Schizophrenia and Feet

Excuse me all, I am about to embark on a boring tale about my afternoon in hospital. I feel entitled, since the only thing that got me through it was thinking, 'Well, at least I can blog about all this later'.

Now, as anyone who has ploughed through my rant in a previous post about my two hour waits at the GP surgery will know (or any of my stories of life as a mental hospital inpatient) I have a bit of a persecution complex when it comes to medical professionals. I distrust them, which I know is not sensible. It is also counter-productive.
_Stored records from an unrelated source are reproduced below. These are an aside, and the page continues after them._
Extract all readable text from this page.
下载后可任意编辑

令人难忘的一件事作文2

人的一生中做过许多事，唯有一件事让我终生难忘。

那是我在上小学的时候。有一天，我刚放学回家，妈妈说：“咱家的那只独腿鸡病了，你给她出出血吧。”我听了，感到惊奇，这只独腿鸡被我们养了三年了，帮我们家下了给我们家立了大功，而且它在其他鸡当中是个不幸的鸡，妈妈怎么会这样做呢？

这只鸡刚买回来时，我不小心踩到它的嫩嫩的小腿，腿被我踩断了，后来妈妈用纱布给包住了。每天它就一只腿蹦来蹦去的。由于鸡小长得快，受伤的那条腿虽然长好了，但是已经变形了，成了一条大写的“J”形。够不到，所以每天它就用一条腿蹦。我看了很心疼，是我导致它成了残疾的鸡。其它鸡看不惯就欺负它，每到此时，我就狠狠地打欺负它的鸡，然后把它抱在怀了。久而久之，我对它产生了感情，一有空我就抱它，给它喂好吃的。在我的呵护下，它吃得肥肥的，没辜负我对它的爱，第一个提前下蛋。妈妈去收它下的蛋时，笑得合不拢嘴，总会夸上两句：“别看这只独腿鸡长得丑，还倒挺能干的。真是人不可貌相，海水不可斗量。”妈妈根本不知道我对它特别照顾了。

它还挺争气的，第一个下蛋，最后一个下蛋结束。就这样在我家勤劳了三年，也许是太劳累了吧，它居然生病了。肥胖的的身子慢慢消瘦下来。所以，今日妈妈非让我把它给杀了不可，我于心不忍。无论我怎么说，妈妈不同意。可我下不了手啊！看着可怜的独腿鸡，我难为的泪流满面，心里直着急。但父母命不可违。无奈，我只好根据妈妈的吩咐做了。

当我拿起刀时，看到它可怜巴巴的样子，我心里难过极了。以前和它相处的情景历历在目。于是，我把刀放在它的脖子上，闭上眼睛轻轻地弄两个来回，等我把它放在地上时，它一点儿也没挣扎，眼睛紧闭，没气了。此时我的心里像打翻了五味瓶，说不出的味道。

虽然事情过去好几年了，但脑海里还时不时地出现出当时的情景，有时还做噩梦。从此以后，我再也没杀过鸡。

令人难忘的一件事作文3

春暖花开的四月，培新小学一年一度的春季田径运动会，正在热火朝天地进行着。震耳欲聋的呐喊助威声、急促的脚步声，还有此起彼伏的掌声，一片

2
Because the thing to do when you have been waiting in the X Ray dept for forty minutes and watched everybody who was there when you came in, go through, and then you start watching the new people who arrived after you go in too, is - nothing. Smile sweetly. Not go and query it, as I did, because it gets you nowhere. It gets you in the same place as you already were, for longer.

Then when you eventually get back to Orthopaedics, you should not complain about the injustice of your treatment in X Ray. But I did. It didn't help. I could continue about my horrible experiences this afternoon, but there is really no point. Except to say, did you know that as part of a pre-op assessment you now have to be swabbed for MRSA - in your nose and your groin? Just thought I would warn you - I for one didn't see that coming.

Anyhow, suffice it to say that after three and a half hours I finally left the hospital. Although I have to go back soon to have both feet operated on. And I am resolved to be a model patient, for entirely selfish purposes, such as wanting to retain the use of my legs. Although I don't actually think they are that bad, these medics... Are they?

I can see why they behave the way they do. I have a friend who is a senior nurse at the same hospital and who recently volunteered for a couple of weeks in Haiti. When she came back to work she said she was sickened by the attitude of some of the patients, complaining about small things when she had just witnessed horrors they could not have imagined.

But I dislike hospitals. They make me feel weak, and helpless, and I become indignant when I am treated badly, or unjustly, when I know I should just switch off and read my book, or the paper, and take no notice of what is happening around me. Because I can't change anything. I do hope I never have to be sectioned again though. Because I fear I would not be calm and accepting any more than I ever was when I was ill. And I wish that was not the case, because I should have learned better by now. If anyone looked at the Helen Swan site I mentioned the other day (Natural Health Answers) you might have seen, in the Stress and Depression section, a long quote from Abraham Lincoln on how to live life, and it contains very wise advice, which I ignored today at my peril, along the lines of don't sweat the small stuff.

Never mind. Onwards and upwards. I came home to a houseful of sweet and concerned little poeple. I bathed my boys, talked with my girls, and had a very hot shower, a cup of tea and a large bag of Chicken and Thyme crisps (purely for medicinal purposes) and now I feel fully funtional again, and as close to rational as I ever am.

Good to get it off my chest. Thank you for reading. Dreading the Op and the six weeks' recovery at home with my feet up (bound to get the novel finished though!)

And the moral for today is: Stay calm in the face of frustration. This will work wonders.